A lawyer and political economist, he became interested in art during an ethnographical trip to northern Russia and gave
up his law career to study in Munich in 1896. By 1904, he was a contributor to the Paris Autumn Salon and had opened his
own art school. With Jawlensky, he founded the New Artists' Federation in 1909, and in 1910 he painted his first abstract
work and wrote "Concerning the Spiritual in Art", one of the most important and influential works on art of this century.
With Klee, Macke,
and Marc, he helped found the Blaue Reiter, where he exhibited and
collaborated with his friends on the: publication of their almanac.
During this period, Kandinsky's abstracts were characterized by brilliant color, swirling movement, and the forcefulness
of the Expressionism from
which they sprang. Following a stay in Switzerland and Sweden during World War I, Kandinsky returned to Russia after the
1917 Revolution, held several posts under the People's Commissariat for Popular Culture, and reorganized or set up 227
museums.

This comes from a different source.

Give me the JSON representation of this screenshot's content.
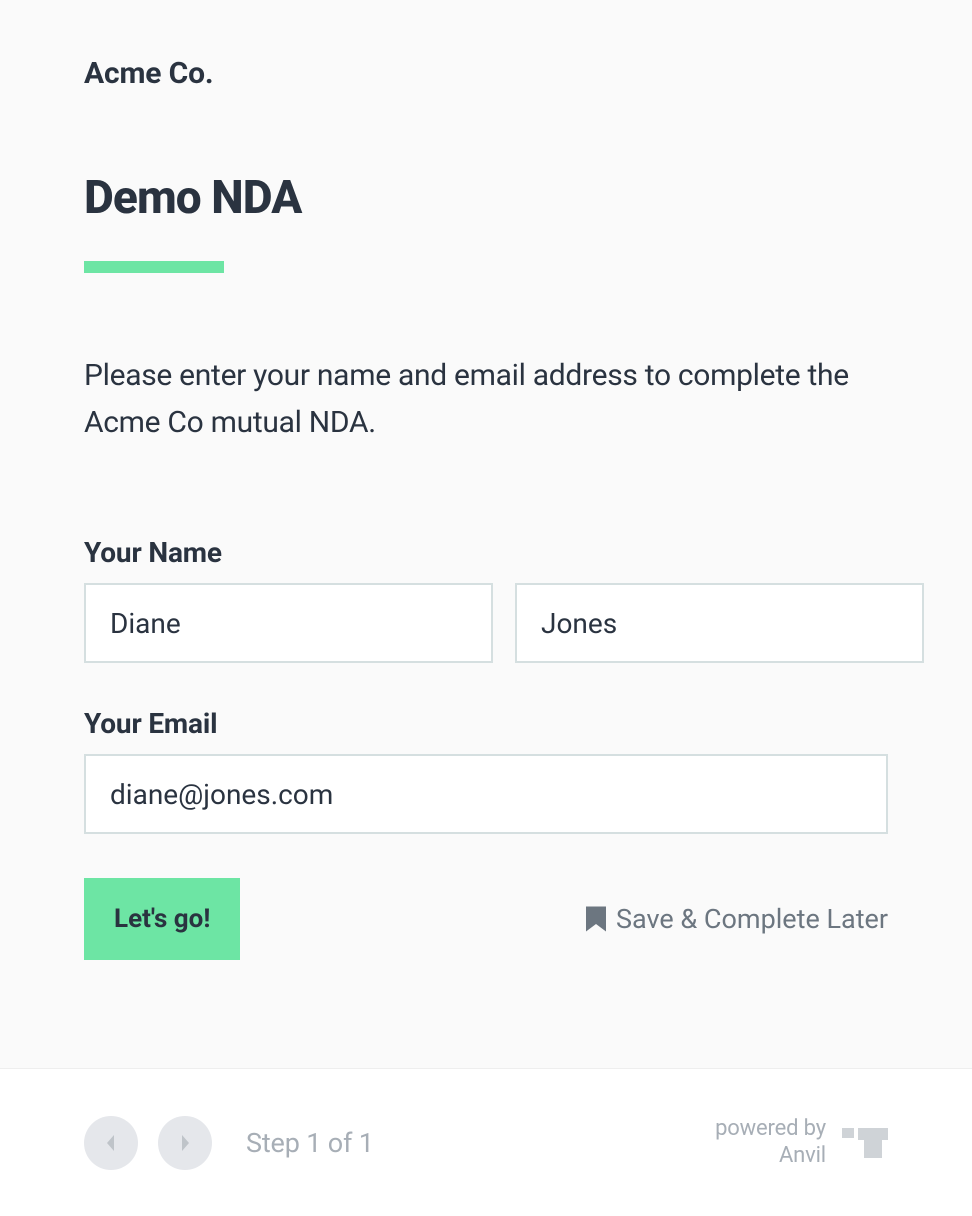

Influenced by the Russian Constructivists Lissitsky and Malewitsch, his style became more precise and more
geometric using quieter color. Kandinsky returned to Germany in 1921 and became a professor at the Bauhaus in Weimar,
joining Klee, Feininger
and Schlemmer. He followed the bauhaus to Dessau and finally to Berlin.
When the Nazis closed the school, Kandinsky's paintings were considered so "degenerate" that they were confiscated. The
artist fled to Paris, where he remained until his death in 1944.